Robert Dugoni: Masz rację. Dużo
golfa i dużo wędkowania. Ale to, co sprawia mi radość i dumę, to spędzanie
czasu z żoną i dziećmi. Nie mógłbym kochać trzech osób bardziej niż ich troje.
Dużo razem podróżowaliśmy. Wszyscy kochamy podróżować. Ale dzięki Covid wszyscy
zostaniemy przez jakiś czas w domu.
Wystukane Recenzje: Teraz pytanie pułapka!

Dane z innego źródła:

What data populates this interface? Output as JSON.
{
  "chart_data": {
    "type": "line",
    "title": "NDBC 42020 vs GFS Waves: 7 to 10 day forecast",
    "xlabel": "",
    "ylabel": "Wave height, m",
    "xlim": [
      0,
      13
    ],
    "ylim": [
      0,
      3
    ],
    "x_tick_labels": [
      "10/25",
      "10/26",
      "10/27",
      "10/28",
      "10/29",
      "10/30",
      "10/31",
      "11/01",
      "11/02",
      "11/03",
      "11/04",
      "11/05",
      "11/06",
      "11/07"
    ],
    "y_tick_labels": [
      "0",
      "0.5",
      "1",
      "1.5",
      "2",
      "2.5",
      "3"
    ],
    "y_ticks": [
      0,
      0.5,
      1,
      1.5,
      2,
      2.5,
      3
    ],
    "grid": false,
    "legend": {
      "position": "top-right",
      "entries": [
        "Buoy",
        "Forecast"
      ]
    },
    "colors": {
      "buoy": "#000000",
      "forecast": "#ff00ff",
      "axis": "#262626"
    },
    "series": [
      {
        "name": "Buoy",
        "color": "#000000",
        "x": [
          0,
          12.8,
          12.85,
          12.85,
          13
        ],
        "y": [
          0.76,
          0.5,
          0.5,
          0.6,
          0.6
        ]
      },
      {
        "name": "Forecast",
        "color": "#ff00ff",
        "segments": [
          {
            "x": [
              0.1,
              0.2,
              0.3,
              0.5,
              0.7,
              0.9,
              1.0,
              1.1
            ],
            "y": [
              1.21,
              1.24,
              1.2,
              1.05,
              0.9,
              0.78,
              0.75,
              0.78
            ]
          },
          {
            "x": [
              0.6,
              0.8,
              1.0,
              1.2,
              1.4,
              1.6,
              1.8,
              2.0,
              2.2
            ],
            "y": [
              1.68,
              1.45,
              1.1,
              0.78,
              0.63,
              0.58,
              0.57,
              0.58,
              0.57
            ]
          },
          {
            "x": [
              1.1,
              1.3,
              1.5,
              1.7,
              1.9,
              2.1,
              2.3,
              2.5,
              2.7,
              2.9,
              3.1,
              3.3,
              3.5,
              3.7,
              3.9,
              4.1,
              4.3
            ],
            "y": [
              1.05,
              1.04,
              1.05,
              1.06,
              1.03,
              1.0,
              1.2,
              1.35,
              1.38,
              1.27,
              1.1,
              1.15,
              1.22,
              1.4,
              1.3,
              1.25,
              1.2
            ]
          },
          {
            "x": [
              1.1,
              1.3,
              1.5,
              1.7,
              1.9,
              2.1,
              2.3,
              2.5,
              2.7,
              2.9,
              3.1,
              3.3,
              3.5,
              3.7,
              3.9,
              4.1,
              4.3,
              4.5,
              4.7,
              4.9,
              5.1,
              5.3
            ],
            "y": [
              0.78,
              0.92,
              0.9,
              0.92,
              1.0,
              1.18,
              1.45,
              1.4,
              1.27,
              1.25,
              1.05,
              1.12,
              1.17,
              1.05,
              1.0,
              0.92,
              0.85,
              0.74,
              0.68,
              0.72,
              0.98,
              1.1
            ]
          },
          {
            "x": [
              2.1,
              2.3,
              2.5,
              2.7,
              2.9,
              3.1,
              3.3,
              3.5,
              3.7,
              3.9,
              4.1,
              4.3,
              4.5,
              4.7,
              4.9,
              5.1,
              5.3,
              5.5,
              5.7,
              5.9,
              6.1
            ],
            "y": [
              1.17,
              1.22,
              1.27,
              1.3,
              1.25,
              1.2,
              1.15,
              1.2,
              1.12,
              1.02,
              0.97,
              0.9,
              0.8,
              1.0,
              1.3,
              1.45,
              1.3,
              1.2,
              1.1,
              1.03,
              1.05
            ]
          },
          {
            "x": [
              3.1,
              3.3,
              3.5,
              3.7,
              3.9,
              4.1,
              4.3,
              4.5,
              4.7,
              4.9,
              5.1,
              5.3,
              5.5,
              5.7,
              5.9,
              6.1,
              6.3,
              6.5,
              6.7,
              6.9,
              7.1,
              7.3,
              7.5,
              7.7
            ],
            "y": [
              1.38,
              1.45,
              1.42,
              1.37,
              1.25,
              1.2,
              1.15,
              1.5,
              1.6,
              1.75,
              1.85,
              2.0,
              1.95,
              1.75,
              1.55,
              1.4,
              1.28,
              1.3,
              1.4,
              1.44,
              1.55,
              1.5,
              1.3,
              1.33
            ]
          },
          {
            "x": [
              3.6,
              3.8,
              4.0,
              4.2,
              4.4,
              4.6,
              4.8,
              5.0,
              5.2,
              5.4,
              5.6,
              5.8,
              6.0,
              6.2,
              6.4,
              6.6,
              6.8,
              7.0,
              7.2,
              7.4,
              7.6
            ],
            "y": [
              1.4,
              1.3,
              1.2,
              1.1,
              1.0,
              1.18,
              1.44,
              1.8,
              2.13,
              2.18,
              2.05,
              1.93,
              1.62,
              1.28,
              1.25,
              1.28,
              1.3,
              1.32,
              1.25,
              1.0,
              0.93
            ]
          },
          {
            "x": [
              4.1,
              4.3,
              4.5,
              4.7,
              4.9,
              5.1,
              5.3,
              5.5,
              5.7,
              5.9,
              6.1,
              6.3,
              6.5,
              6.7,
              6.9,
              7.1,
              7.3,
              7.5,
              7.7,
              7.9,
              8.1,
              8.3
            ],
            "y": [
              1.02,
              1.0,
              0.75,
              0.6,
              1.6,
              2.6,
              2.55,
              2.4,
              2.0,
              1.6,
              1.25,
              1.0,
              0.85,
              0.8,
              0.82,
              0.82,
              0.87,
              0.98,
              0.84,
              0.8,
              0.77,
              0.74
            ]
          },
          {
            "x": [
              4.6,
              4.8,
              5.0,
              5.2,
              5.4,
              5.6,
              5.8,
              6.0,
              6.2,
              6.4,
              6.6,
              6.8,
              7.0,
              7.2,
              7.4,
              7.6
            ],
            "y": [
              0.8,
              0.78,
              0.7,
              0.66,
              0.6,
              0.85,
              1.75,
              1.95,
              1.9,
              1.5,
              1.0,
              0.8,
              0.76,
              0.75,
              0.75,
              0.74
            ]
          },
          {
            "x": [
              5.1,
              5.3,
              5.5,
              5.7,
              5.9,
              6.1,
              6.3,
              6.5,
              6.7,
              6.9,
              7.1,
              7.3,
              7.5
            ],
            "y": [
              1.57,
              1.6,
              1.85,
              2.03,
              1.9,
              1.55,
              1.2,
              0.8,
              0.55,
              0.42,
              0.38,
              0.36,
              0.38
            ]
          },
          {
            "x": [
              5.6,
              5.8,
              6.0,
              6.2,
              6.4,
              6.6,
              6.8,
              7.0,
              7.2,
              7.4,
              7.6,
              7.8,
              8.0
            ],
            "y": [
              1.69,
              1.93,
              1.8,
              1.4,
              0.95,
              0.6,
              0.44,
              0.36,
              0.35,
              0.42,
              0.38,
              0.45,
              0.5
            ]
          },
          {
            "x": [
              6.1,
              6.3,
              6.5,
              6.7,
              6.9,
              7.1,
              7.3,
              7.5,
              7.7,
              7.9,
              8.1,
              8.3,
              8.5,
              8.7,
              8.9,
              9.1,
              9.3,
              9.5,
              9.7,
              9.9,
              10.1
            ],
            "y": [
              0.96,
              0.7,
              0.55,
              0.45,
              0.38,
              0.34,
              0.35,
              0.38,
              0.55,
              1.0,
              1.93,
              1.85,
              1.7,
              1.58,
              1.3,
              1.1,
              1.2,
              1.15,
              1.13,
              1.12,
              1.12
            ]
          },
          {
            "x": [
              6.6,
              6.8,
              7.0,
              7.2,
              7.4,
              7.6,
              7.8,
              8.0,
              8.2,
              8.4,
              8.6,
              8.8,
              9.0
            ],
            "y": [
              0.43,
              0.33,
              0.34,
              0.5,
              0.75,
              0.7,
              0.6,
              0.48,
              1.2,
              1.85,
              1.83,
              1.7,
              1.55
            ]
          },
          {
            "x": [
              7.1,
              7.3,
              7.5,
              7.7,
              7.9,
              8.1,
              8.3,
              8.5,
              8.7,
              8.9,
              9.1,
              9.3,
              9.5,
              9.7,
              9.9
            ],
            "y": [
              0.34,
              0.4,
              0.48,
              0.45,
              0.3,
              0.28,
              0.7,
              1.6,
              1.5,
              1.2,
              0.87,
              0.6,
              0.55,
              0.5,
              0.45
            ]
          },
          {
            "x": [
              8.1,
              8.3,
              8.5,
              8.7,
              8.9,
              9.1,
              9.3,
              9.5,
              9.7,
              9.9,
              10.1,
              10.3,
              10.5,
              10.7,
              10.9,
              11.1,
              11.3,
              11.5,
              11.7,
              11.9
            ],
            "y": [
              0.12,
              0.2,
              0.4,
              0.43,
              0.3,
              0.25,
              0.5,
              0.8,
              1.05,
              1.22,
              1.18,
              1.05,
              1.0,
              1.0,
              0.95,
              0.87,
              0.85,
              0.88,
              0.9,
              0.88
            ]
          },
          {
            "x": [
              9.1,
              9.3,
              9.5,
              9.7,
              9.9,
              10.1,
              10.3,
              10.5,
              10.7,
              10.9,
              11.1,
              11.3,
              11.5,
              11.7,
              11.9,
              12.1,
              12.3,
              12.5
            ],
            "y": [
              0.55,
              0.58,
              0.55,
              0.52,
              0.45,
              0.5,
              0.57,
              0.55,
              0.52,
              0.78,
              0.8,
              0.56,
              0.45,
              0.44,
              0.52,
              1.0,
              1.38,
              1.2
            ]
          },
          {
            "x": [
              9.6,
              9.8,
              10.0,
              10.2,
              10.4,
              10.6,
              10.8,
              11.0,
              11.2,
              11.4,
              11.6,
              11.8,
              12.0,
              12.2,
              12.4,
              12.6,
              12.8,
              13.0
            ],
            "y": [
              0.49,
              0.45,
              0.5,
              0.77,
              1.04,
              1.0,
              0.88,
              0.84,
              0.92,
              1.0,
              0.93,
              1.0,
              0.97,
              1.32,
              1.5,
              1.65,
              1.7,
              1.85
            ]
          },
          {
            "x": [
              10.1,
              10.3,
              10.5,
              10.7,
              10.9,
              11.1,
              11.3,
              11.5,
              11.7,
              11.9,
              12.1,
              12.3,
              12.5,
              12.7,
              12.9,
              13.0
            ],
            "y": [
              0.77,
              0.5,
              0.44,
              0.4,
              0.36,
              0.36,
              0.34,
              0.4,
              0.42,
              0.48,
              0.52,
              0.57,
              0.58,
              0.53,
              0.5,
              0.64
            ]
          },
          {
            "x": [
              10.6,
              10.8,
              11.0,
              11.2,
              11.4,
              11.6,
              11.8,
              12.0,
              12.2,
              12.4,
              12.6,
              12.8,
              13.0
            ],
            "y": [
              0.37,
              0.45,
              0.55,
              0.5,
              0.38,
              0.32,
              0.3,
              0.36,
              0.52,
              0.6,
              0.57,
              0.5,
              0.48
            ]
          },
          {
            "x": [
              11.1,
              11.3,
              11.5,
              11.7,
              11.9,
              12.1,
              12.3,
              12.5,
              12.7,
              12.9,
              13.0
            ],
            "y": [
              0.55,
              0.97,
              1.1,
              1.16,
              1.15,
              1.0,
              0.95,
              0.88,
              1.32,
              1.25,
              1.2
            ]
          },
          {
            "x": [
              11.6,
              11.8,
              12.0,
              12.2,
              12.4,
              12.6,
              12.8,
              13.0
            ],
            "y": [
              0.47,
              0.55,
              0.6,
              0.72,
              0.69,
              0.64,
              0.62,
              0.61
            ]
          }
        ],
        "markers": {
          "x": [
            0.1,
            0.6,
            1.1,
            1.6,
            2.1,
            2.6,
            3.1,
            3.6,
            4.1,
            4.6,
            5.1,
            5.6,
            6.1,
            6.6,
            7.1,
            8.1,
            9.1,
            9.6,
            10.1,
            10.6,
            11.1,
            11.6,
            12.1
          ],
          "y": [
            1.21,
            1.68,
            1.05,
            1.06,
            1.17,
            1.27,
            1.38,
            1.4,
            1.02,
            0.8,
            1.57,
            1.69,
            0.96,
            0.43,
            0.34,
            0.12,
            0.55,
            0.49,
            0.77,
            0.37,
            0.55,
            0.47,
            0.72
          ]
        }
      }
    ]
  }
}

Książka papierowa czy e-book i dlaczego?
Robert Dugoni: Ebook. Ponieważ
zwykle jest wyceniony na cenę, na którą może sobie pozwolić więcej osób. Przez
lata nauczyłem się, że książki należy czytać, a im więcej ludzi potrafi je
czytać, tym lepiej. Mam wielu starszych czytelników i czytam 10 książek
tygodniowo. Po prostu nie mogą sobie pozwolić na kupowanie dziesięciu wydruków
lub książek tygodniowo.
Wystukane Recenzje: Na koniec chciałbym
zapytać, czy planujesz kiedyś odwiedzić Polskę? Może moglibyśmy porozmawiać na
żywo 😊
Robert Dugoni: Nigdy nie byłem w Polsce, ale na pewno
chciałbym kiedyś, kiedy cały ten szalony wirus będzie już przeszłością. Z
przyjemnością porozmawiam na żywo. 😊
Wystukane Recenzje: Wielkie dzięki za poświęcony
czas!
Zdjęcie pochodzi z IG Autora :)
Świetny wywiad. Kilka dni temu przeczytałam "Brudną sprawę". Bardzo podobała mi się. Teraz chcę przeczytać pozostałe książki pana Roberta. Pozdrawiam
OdpowiedzUsuńO, nie spodziewałam się zagranicznego autora u Ciebie. Super.